Must be a camera issue.  my scope is not flaccid. it's as straight and stiff as a Scottish shillelagh[/QUOTE]

CW...  Only you could incorporate Flacid-ity in a discussion about scopes and red prom dresses...



Larry Rooks said:


> Unless you already own one, I'd go with the 444.  I have tried to get a 375 Win but the few places that have one want new 2008 prices for a well used gun, 750.00 and up.
> You can buy brand new 444 for way less than that.  My 444 works great on deer and hog too



Larry... Got at least 1 444 and will be taking delivery of my new (to me) Marlin 336 in .375 that I am picking up in a two gun trade for a 1895GS Non-Ported 45/70 (the other gun is a Like New Marlin Camp .45) - Right place, right time... Been shooting a 444 for years... I'll keep my wife (2nd one anyway) but I want a change in my Marlin, .375 is the new ticket...  Appreciate your input and insights...




csam said:


> I have not shot a .444, but understand the recoil is a little stiff.
> 
> I do have a .375 marlin and have to say it is a great woods cartridge.  Guns are expensive, but you only live once.  I do not have experience with other renowned woods cartridges like the .35 rem, but I can say the .375 win kicks like a 30-30 (really!) and hits like a tone of bricks and leaves a big hole.
> 
> I took i to the range with some friends after hunting with them.  he was shooting a savage 30-06 and always complained that it kicked like a mule.  he looked at my .375 and figured it must recoil like getting huit with a truck.  I kept up telling him that it did not, that was amazingly mild, and finally convinced hin to take a few shots and he was amazed.  Really couldn't tell it from a 30-30.  now it hits like a fat bullet .308 out to 100 -150 yds



Hey csam...  I hear those stories alot about comparisons to Marlins with "Pointy Guns" like 30-06 etc.   My Gun of choice is a 300 Win Mag, but maily wide open spaces (Clear Cuts, Powerlines); but I reserve my big Boomers for thick stuff...  I'll be given My New (to me) Marlin 336 in .375 this fall

Appreciate all the thoughts, suggestions and perspectives... Hope Gordylew takes care of his Flacid-ity Scope issues

Ron


----------



## weagle

The original Marlin .375's command a premium, but for $150 plus shipping you can have any marlin 30-30 rebored to .375 winchester or 38-55 (if you want nastalgia).  Here's the contact info: 

Jesse Ocumpaugh
715 South 6th St.
Cottage Grove, OR 97424

Phone: (541) 942-1342
Fax: (541) 942-7533

He did one for me and it shoots great.

Weagle


----------



## redneckcamo

readin this thread brings back an old memory of an ole dude named ''Big Bill''  he was a marlin 444 man all the way ....I was sightin in a 7 mag one day an he pulled up an broke out the big 444 an threw it across the hood .....said '' lemme show ya a real gun'' he let lead fly an then looked at me an said  ''what about that boy'' an I was just staring at him ...he said ''whats wrong with you '' I said man you are bleedin like a stuck hawg....the scope had laid him wide open an it was runnin done his forehead an on his shirt an he didnt even know it ... he took out his  hanky an just stood there bleedin ......a real person an redneck ole Big Bill was .....if it was my choice too make I say  ...444.... imho


----------



## 257 roberts

gordylew said:


> This can be arranged!



Let me know and 'll get my arrows fletched to match the dress


----------



## Marlin_444

OK, so I can get a Good Punch with a 375...  

Thanks all!

Ron


----------



## Marlin_444

Deal died on my .375...  (Busted Gun Stock Issue); so I am picking up a Donor 30-30 from jpfistails (Thanks Jim) in a trade... 

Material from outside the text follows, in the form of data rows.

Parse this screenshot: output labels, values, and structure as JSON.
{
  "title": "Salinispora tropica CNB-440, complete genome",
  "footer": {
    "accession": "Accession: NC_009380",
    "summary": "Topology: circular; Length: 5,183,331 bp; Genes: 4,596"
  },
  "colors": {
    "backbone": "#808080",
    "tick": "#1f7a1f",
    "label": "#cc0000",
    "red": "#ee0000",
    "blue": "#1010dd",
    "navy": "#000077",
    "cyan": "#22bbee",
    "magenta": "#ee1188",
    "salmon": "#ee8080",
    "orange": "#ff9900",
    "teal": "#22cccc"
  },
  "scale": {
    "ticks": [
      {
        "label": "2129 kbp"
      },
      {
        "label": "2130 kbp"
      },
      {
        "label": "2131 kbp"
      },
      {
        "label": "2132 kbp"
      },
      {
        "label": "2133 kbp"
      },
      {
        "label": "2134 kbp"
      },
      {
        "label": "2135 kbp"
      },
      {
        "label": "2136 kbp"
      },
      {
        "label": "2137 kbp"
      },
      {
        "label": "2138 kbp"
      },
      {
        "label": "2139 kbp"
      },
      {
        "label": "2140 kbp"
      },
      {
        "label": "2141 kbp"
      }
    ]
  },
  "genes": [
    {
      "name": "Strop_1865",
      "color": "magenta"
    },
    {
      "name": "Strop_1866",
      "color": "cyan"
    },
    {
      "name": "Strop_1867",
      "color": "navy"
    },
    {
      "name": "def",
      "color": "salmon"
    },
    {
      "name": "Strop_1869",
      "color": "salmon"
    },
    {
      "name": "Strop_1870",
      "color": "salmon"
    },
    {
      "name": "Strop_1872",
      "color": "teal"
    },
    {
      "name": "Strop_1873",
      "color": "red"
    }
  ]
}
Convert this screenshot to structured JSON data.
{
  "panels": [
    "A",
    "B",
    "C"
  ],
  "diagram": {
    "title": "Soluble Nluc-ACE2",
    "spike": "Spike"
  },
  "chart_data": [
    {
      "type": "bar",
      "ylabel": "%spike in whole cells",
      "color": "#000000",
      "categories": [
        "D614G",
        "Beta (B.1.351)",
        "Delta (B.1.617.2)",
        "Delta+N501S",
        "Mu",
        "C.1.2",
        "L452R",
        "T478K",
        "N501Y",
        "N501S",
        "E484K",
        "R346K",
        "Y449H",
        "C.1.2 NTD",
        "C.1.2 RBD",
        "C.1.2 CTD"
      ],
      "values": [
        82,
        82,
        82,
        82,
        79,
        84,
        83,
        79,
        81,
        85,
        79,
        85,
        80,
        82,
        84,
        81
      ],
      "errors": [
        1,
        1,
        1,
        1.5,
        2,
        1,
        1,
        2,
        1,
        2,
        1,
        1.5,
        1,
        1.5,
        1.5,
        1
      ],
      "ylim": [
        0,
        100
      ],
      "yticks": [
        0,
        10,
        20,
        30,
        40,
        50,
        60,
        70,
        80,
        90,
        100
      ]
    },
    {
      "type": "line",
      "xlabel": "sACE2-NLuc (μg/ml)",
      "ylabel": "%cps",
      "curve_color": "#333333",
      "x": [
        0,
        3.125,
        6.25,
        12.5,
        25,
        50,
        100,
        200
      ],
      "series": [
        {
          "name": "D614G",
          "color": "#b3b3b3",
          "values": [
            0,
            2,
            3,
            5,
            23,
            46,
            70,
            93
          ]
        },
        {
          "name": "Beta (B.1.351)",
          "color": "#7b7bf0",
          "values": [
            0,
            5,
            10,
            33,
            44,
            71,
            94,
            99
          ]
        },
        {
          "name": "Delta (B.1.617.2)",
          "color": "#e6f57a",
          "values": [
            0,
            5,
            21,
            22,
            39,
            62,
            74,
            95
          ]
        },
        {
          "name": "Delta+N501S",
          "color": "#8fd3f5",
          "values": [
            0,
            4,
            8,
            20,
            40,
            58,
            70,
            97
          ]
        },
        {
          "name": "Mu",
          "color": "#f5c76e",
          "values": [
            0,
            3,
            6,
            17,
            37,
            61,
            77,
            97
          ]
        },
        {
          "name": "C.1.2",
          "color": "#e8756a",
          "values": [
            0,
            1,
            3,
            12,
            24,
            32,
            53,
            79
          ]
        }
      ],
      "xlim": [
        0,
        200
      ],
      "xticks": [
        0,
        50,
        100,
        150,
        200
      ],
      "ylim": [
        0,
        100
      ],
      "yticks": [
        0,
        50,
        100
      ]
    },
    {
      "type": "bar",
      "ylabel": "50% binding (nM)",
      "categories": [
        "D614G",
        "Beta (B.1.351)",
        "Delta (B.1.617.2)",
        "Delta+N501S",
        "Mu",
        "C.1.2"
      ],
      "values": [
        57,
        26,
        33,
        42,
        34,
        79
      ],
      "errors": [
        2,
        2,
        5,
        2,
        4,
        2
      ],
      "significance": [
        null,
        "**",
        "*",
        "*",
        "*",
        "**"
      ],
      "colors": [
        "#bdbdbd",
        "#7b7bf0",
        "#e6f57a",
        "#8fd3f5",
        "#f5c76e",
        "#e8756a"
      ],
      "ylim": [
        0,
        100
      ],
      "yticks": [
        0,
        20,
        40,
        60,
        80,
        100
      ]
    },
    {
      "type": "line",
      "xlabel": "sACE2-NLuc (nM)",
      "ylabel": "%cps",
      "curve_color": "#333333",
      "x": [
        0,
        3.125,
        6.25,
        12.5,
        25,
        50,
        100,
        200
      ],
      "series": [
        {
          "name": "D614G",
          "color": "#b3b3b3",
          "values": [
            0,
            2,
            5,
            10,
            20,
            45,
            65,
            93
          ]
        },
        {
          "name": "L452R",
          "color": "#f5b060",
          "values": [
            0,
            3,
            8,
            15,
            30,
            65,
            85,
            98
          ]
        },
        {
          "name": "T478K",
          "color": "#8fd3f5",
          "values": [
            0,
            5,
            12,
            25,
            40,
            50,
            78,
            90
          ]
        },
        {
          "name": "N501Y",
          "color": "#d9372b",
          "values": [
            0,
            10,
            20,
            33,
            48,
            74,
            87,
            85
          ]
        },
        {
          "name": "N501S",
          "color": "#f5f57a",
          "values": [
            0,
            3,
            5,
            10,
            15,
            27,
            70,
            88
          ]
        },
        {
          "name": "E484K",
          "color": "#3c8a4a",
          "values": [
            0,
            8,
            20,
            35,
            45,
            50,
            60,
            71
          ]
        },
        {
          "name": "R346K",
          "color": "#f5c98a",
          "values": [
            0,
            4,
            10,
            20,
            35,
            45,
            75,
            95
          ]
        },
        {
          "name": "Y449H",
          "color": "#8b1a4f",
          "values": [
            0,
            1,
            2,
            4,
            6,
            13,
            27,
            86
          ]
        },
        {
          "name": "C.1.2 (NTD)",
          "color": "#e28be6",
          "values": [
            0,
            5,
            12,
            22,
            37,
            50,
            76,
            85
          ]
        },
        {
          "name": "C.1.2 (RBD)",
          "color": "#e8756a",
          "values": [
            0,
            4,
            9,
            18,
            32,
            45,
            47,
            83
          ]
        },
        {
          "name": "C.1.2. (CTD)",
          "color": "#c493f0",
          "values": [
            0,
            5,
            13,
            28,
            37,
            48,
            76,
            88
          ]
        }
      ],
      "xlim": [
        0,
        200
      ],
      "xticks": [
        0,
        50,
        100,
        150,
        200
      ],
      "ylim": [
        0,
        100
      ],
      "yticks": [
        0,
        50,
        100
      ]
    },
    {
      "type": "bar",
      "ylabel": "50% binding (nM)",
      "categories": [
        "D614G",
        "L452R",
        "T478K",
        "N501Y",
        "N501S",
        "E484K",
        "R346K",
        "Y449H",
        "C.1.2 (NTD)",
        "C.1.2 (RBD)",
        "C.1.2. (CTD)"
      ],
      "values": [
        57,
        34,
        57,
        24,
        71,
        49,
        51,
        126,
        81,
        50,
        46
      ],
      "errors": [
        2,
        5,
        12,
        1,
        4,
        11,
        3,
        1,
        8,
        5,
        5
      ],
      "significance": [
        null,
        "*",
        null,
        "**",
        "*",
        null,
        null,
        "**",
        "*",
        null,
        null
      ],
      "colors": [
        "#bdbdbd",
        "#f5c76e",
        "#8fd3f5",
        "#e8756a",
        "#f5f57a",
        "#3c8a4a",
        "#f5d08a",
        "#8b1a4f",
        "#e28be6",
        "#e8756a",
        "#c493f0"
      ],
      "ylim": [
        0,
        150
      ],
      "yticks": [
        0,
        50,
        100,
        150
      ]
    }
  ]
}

Gonna use weagle's guy to "Upgrade" my 30-30 to a .375... 

Just what I need, another project...

Ron


----------



## dgr416

*375 marlin vs 444 marlin.*

I would buy a big bore 94 in 375 winchester if I was going to fool with the 375 winchester.I have had 4 of them still have two.Its fun to shoot and very easy to reload.I need to try mine on deer.Its my camper truck gun in Alaska .I figure alot of people wouldnt want to shoot a bear off of me with my 416 rem mag that is what i usually use.Its alot of fun to shoot the 375 winchester no kick and has alot more power than a 30-30.You can get one on gunbroker for about $650 or less.


----------



## Marlin_444

dgr416 said:


> I would buy a big bore 94 in 375 winchester if I was going to fool with the 375 winchester.I have had 4 of them still have two.Its fun to shoot and very easy to reload.I need to try mine on deer.Its my camper truck gun in Alaska .I figure alot of people wouldnt want to shoot a bear off of me with my 416 rem mag that is what i usually use.Its alot of fun to shoot the 375 winchester no kick and has alot more power than a 30-30.You can get one on gunbroker for about $650 or less.



Yep, gonna pick up my "Donor" 336 30-30, have it bore-d out to .375 for $150.00, so I'll have a Custom Shooter with about $400.00 in it...  

Thanks for your insights...  Take it easy in AK... 

Ron


----------



## North-Woods

*Marlin 375*

I've been collect marlins for over 35 years.  I have both the 375 and 444.  I,ve take large deer and hogs with both.  The 375 is by far the one I pickup everytime I go. Mine loves the 220 gr ammo.  I just bought a lead sled gun rest and now I can cover all shoot with a dime.


----------



## bigbore

I bought a Marlin 336 .375win back in the late70's or early 80's. It shot tight groups with the 200gr, the 250's didn't shoot as tight. I needed money worse than the gun and I sold it. I wish I still had it. Maybe I'll get another or have one rebored.


----------



## PapasonD

Howdy eveyone, is there still a demand for a Marlin Model 375 these days.  Most posts are a couple years old. Saw a couple used for sale on the various auction sites for almost $700. I have one and am considering selling it. Not sure yet. It's only had 7 boxes of ammo through it. I bought it new, sighted it in with a scope taken from my 7mm, plinked,  reloaded 2 boxes, plinked again  all  within 6 months and it has set in my safe ever since. I think I bought it in 1982 ish.  
I guess my question is, is there a market for this rifle anymore?


----------



## leoparddog

There is always a market for the classic leverguns.  There is (was?) a dedicated levergun forum that I used to hang out on.   You won't have a problem finding a buyer


----------



## Big7

*Ballistic Comparison Tool*



Marlin_444 said:


> OK, so I can get a Good Punch with a 375...
> 
> Thanks all!
> 
> Ron



Go HERE:
http://www.ammoguide.com/

Then follow the link to HERE:
http://www.ammoguide.com/cgi-bin/bcompare.cgi?sn=LMGaHvOxQY

Scroll down to where you put in the info.
(you may have to "enter as a demo user" on some
pages) it is FREE!

Plug in your bullet...
and you can run several to compare or just get the info on the one you want.

If you "join" you can get to other places on this site...
"members handloads", etc... I think it is $12.00 per
year or something like that. IT IS WORTH THE MONEY..

This site should be a "sticky".
_*Would answer a LOT of questions often asked on GON*_.


----------